Лето потихоньку заканчивалось, Джой и Тэрри вернулись в Нью-Йорк. Они решили жить вместе и поселились у Джой. Они убедили сами себя, что выбор пал на ее квартиру, потому что она больше. На самом деле они не хотели признаться даже себе, что у Тэрри беспокойные, если не сказать хуже, соседи.
Тэрри продолжал учиться в университете, а Джой – посещать свои кинематографические курсы, правда, только те лекции, которые ей нравились. Но больше, чем учебой, чем родителями или своими друзьями – больше, чем всем остальным на свете, – они интересовались друг другом. Они – эти повзрослевшие дети – учились жить вместе. Учились самой сложной науке: как не подавлять другого, как совместить различные натуры и при этом создать единое целое, как достичь такого уровня зависимости друг от друга, который бы никого не обременял. Они пытались не повторять ошибок своих родителей.
Тэрри и Джой не устраивали традиционные роли и обязанности мужа и жены, они считали, что именно это и разрушает семейное единство. Поэтому они поделили поровну все домашние заботы: по очереди бегали в магазин, прачечную, химчистку, оплачивали счета, стелили постель и прочее и прочее. Они сложили свои деньги вместе – по странному стечению обстоятельств, оба получали одну и ту же сумму: пятьсот долларов в месяц. Все домашние расходы покрывались из их общего фонда, а если что-то оставалось, то делилось пополам, причем каждый был волен тратить свою часть так, как ему вздумается, не давая при этом никаких объяснений.
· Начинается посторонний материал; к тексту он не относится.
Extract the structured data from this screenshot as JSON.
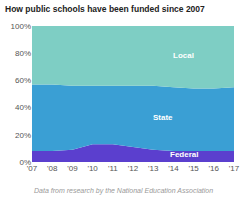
{
  "chart_data": {
    "type": "area",
    "stacked": true,
    "title": "How public schools have been funded since 2007",
    "caption": "Data from research by the National Education Association",
    "x": [
      2007,
      2008,
      2009,
      2010,
      2011,
      2012,
      2013,
      2014,
      2015,
      2016,
      2017
    ],
    "series": [
      {
        "name": "Federal",
        "color": "#5b3fce",
        "values": [
          8.0,
          8.0,
          9.0,
          13.0,
          13.0,
          11.0,
          9.0,
          8.0,
          8.0,
          8.0,
          8.0
        ]
      },
      {
        "name": "State",
        "color": "#3a9fd4",
        "values": [
          49.0,
          49.0,
          47.0,
          43.0,
          43.0,
          45.0,
          47.0,
          47.0,
          46.0,
          46.0,
          47.0
        ]
      },
      {
        "name": "Local",
        "color": "#7ecec4",
        "values": [
          43.0,
          43.0,
          44.0,
          44.0,
          44.0,
          44.0,
          44.0,
          45.0,
          46.0,
          46.0,
          45.0
        ]
      }
    ],
    "annotations": [
      {
        "text": "Federal",
        "x": 2014.5,
        "y": 5.5
      },
      {
        "text": "State",
        "x": 2013.5,
        "y": 33
      },
      {
        "text": "Local",
        "x": 2014.5,
        "y": 78
      }
    ],
    "xlim": [
      2007,
      2017
    ],
    "xticks": [
      {
        "value": 2007,
        "label": "'07"
      },
      {
        "value": 2008,
        "label": "'08"
      },
      {
        "value": 2009,
        "label": "'09"
      },
      {
        "value": 2010,
        "label": "'10"
      },
      {
        "value": 2011,
        "label": "'11"
      },
      {
        "value": 2012,
        "label": "'12"
      },
      {
        "value": 2013,
        "label": "'13"
      },
      {
        "value": 2014,
        "label": "'14"
      },
      {
        "value": 2015,
        "label": "'15"
      },
      {
        "value": 2016,
        "label": "'16"
      },
      {
        "value": 2017,
        "label": "'17"
      }
    ],
    "ylim": [
      0,
      100
    ],
    "yticks": [
      {
        "value": 0,
        "label": "0%"
      },
      {
        "value": 20,
        "label": "20%"
      },
      {
        "value": 40,
        "label": "40%"
      },
      {
        "value": 60,
        "label": "60%"
      },
      {
        "value": 80,
        "label": "80%"
      },
      {
        "value": 100,
        "label": "100%"
      }
    ],
    "grid": true
  }
}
В сентябре семьдесят второго Джой решилась признаться отцу, что они с Тэрри живут вместе. Ей надоело скрывать и отмалчиваться. Ей показалось, что пришло время поставить точки над i.
– Па, – сказала она, когда они вновь сидели за своим столиком в «Плазе». – Пора уж тебе узнать правду. Мы с Тэрри живем вместе. – Она ждала ответа. Интересно, что он скажет?
– Знаю. Причем давно.
– Почему же ничего не сказал? – Джой удивилась. Ее всегда поражала способность отца слишком спокойно воспринимать все происходящее. Она не подумала, а ее-то способно ли хоть что-нибудь потрясти?
– Да это не мое дело.
– И тебя не касается?
– Пока ты счастлива – нет, – сказал Нат. – Но выглядишь ты счастливой. – Он осторожно и ласково дотронулся до ее лица. Джой немного повернула голову и поцеловала его пальцы.
– Ты собираешься ей рассказать?
Оба они знали, о ком идет речь.
– Но ведь это не совсем ее дело. И потом, зачем ее будоражить?
Джой улыбалась, почувствовав себя легко и свободно. Какое счастье иметь такого отца!
– Было бы неплохо нам вместе пообедать – ты с Тэрри, твой отец и я, – предложила Барбара.
– Я не против, – сказала Джой.
Они познакомились несколько недель, когда Джой, как обычно, зашла в «Плазу», чтобы встретиться и поговорить с отцом. Нат сидел за обычным столиком, правда, не один. Джой решила, что он захотел последовать ее примеру – она открылась ему, а он ей.
– Я не против, – повторила Джой достаточно холодно, скрывая раздражение.
– Я рада, что наконец с тобой встретилась, – сказала Барбара. – Я слыхала о тебе уже очень многое.
– Небось в основном плохое? – сказала Джой, как бы испытывая Барбару.
– Да, признаться, всякое. – Она почувствовала настроение девушки и попыталась достойно пройти испытание.
– Ерунда, я говорил только хорошее, – вмешался в разговор Нат, приступая к своему коктейлю. Он понимал, что в этом знакомстве был определенный риск, но любил остроту ощущений. – Она замечательный ребенок.
– Это единственный человек на свете, который имеет право называть меня ребенком, а я терплю. – Джой откинулась на спинку кресла и поцеловала отца прямо в губы, словно прощая ему свое недавнее раздражение. – Мне салат…
– Я знаю, – перебил Нат, – с курицей, белое мясо без гарнира.
Барбара наблюдала за ними. Отец и дочь. Оба высокие, длинноногие, с одинаковым выражением глаз, оба скрытные и предпочитают шутливую ироническую манеру. Кажется, Джой пошла дальше отца. Интересно, дело тут только в ее возрасте? Может, действуют и материнские гены? От кого достались ей такие губы – ярко очерченные посередине и с аккуратными уголками? Неужели от Эвелин? А эти упрямые волосы, которые не удержит ни одна прическа? Неужто у Эвелин Баум такие же волосы? Неужели она такая же ранимая и чувствительная, как и дочь? И ей так же трудно это скрывать? Барбара часто пыталась представить себе жену Ната, но в этот образ не совсем вписывались прямые волосы, что «не удержит ни одна прическа».